Regardless of industry, the ability to collect, manage, and intelligently leverage data will clearly be a differentiator for the foreseeable future. Executives in healthcare are acutely aware of the disruption being driven by this new paradigm and understand that this trend is impacting every sector, from banking to farming to manufacturing.
Ultimately, investing time and resources in data collection and analysis is only valuable if it provides insight for making proactive, tactical decisions. Innovative companies today are using big data and analytics to drive attributable revenue and compete more effectively.
Adoption Curves Vary
Healthcare has unfortunately been slow to adopt new technologies, including analytics, compared to other industries. Healthcare payers first used statistical modeling tools with large data sets, where the primary objective was to identify potential overpayment to providers based on certain variables. Payers can now be embracing data analytics as an entrée into machine learning and artificial intelligence technologies. More and more companies are realizing the power of capturing and managing healthcare-related information from a range of sources and using it to provide risk adjustment analytics, identify opportunities for retrospective chart reviews, support various data submission protocols and gain insight from clinical services, just to name a few.
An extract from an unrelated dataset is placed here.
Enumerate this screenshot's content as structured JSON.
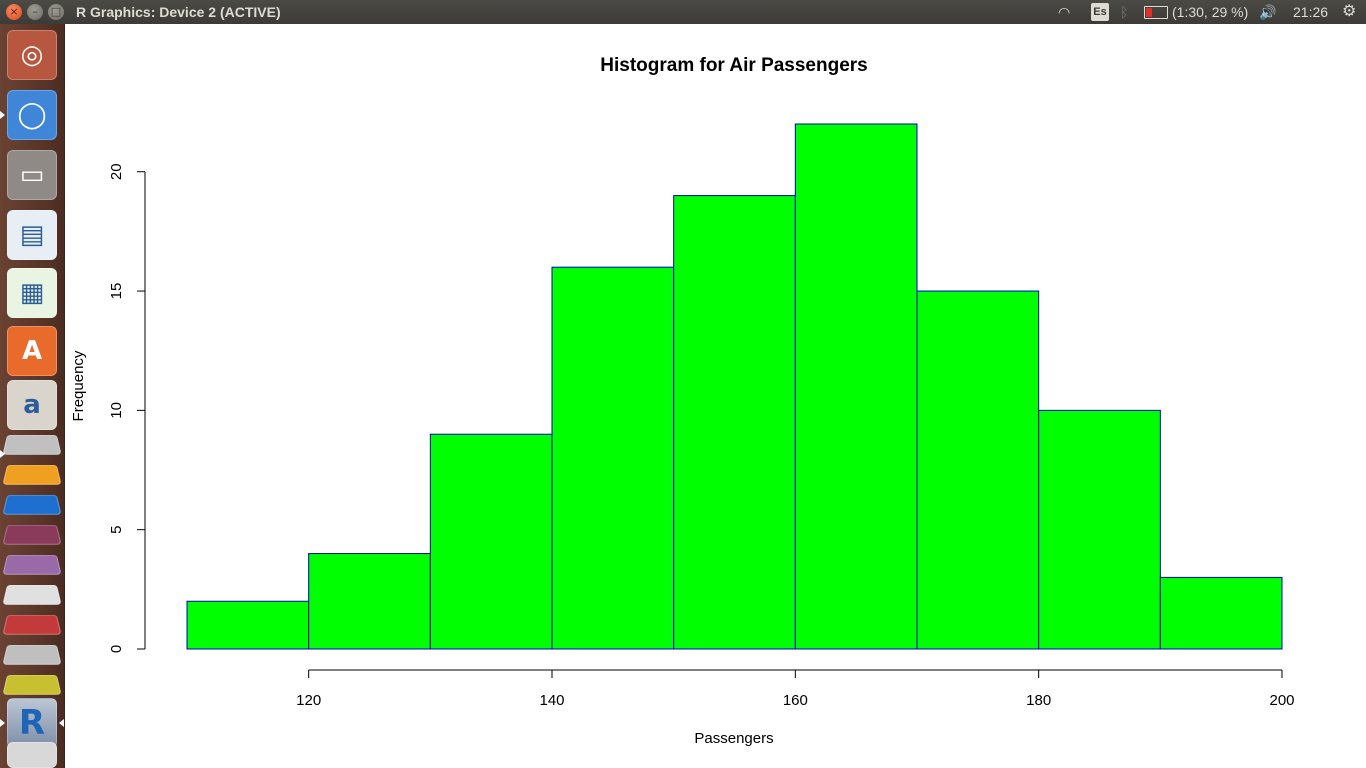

The good news is that healthcare overall is definitely trending in the right direction from a big data perspective. IDC analysts recently predicted that 30% of healthcare providers will apply some form of analytics to patient data by 2018.
Heads up – the IoT is Here
As if the data deluge wasn’t daunting enough now, the impact of the Internet of Things is here. The next uptick in data creation will be exponentially larger – estimates are that by 2020 there will be 50 billion devices connected to the Internet of Things.
Once everything has an IP address, there is certainly greater potential for all kinds of dot-connecting, data analysis-driven innovation. But there is also the increased likelihood of malfeasance ranging from privacy invasion to security breaches. The increased data will make it that much more important to be able to separate noise from true insight.
How to proceed
Based on research, trending and current best practices, these steps could help improve overall success rates when deploying data analytics.
- Identify executive stakeholders: as is always the case with any transformational initiative, clearly identifying major stakeholders whose process and procedures (and perhaps P&L) will be impacted is critical. Selling in data analytics requires buy-in from senior leadership and a clear strategy for integrating data systems to demonstrate business value. Participants will likely range across disciplines and include colleagues from marketing, strategy and operations teams.
- Engage Information Technology: leadership from the infrastructure and tools side of the house must be able to manage the data capture and analytics processes. Clearly articulating the business value as well as the impact to existing processes and policies will be key.
- End user buy-in: end users must have a way to weigh-in on approach, timing, logistics, impact - especially when developing predictive models.
- Project Management Office (PMO): a cross-functional team with the correct stakeholder participation and structure can conduct an initial data audit, defining what to capture and where to find it as well as processes for managing ongoing analysis, reporting back to the business/stakeholders and developing predictive models that contribute business value going forward.
The bottom line is that every major business decision connected to driving revenue, controlling costs, or mitigating risks can be enhanced with data analytics, regardless of industry. Adopting and implementing this approach can’t be done overnight, but data analytics is a vital tool that can help companies remain competitive and achieve success. With robust data analytics in place and buy-in from important stakeholders, any organization can be positioned for strategic data-driven decision making.